AN 101 Introduction to Cultural Anthropology

This course is an introduction to the field of cultural anthropology. Cultural anthropology seeks to understand the variety of ways that humans organize their experience and live in the world, including different configurations of kinship, sex, gender, ethnicity, race, religion, politics, and economics. This course introduces students to some of that variety by examining how societies in different regions of the world differ and how both global and local social processes transform them. The course also explores the ways that anthropologists frame their inquiries and how over time they developed new approaches to these issues and to core concepts like culture and society. SS 4 cr.
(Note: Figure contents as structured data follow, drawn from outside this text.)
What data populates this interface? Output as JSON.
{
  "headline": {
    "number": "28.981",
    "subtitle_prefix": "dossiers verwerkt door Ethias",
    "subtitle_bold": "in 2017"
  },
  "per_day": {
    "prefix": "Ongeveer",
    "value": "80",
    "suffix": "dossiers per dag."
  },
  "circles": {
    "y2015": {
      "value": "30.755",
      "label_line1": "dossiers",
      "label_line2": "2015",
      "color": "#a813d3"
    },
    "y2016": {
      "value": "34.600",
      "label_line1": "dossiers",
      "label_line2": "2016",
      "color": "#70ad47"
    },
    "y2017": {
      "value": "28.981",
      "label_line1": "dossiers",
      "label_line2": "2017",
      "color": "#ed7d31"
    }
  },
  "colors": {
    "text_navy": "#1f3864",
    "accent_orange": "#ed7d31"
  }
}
AN 102 Human Biology, Behavior, and Evolution

Where did humans come from? How old is the Earth? Who are our closest living animal relatives and how does their behavior help us understand our own? When did our ancestors start walking on two legs? When did humans control fire? This course explores these and related questions through the examination of the scientific evidence for human origins and evolution. Lectures take up the most recent discoveries in genetics, primates, and human fossils and consider how they inform the human story. The laboratory portion of the class provides students with a hands-on experience, working with casts of human and ape bones, including some of the most famous human fossils ever found. NS (with lab) 4 cr.

AN 103 Anthropology Through Ethnography

This course is an introduction to the field of cultural anthropology. Cultural anthropology seeks to understand the variety of ways that humans organize their experience and live in the world, including different configurations of kinship, sex, gender, ethnicity, race, religion, politics, and economics. This course introduces students to some of that variety by examining how societies in different regions of the world differ and how both global and local social processes transform them. The course also explores the ways that anthropologists frame their inquiries and how over time they developed new approaches to these issues and to core concepts like culture and society.

This course is a seminar-style introduction to the field of cultural anthropology through the reading of ethnography. The small-class format provides for extended discussion and debate. Assignments consist of short essays every other week and a final exam. Equivalent to AN 101. SS 4 cr.